Guernsey Qrops provider Concept Group says HM Revenue & Customs is singling out the jurisdiction after it published a rule that led to over 300 of the island’s Qrops being cut from its list of registered schemes.
In April, Guernsey lawmakers introduced new rules to address HMRC concerns that Qrops treated residents and non-residents differently for tax purposes. The new regime, known as S157E, has no tax charges on contributions, growth or benefits for residents or non-residents.
In March, HMRC published rules for Qrops that came into force on April 6 and, despite the Guernsey changes, later removed 309 of the island’s Qrops from its list of registered schemes.
A recent HMRC amendment to the new Qrops rules, set to come into force on May 25, says the S157E schemes “must not be open to non-residents of Guernsey” to be considered a Qrops.
An explanatory note to the amendment says a lack of relief on contributions and a 20 per cent tax charge for residents transferring into S157Es means they are, in practice, a vehicle for non-residents and “would encourage transfers from UK schemes primarily for tax reasons”.

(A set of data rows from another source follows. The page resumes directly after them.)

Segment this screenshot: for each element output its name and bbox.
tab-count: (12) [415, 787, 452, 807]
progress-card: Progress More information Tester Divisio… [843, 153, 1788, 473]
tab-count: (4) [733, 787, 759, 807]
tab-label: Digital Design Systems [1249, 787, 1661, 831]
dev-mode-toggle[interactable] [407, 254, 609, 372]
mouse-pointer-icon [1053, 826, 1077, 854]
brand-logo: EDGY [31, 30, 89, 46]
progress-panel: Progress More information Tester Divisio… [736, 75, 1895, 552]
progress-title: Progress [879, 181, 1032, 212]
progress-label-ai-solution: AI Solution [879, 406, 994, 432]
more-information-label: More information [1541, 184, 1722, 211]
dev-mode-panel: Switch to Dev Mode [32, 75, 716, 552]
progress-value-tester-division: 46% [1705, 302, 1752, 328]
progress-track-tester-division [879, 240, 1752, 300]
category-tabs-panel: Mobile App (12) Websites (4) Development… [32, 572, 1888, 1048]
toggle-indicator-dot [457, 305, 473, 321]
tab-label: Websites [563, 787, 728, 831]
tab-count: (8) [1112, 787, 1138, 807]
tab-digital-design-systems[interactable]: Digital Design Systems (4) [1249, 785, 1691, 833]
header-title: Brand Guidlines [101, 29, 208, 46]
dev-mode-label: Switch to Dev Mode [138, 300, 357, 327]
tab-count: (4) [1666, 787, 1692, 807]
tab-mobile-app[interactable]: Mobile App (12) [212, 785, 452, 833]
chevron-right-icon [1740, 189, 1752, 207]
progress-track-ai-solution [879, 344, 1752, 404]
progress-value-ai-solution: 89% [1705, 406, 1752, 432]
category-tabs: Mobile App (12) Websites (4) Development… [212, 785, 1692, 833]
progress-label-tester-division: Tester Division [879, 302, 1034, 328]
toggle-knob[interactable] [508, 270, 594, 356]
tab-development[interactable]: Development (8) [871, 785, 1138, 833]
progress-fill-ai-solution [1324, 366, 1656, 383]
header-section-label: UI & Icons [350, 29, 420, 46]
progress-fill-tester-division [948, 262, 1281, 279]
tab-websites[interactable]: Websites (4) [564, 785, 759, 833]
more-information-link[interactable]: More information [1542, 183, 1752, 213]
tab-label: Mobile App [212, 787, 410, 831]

Concept Group managing director Roger Berry is a member of the Guernsey Association of Pension Providers and chairs its sub-committee on Qrops. He says: “The legislation was designed to be in line with the rules HMRC brought in. This amendment specifically targets this legislation within this one jurisdiction.”
Worldwide Financial Planning IFA Nick McBreen says: “Guernsey was pushing the envelope with its legislation so it is no surprise this has happened.”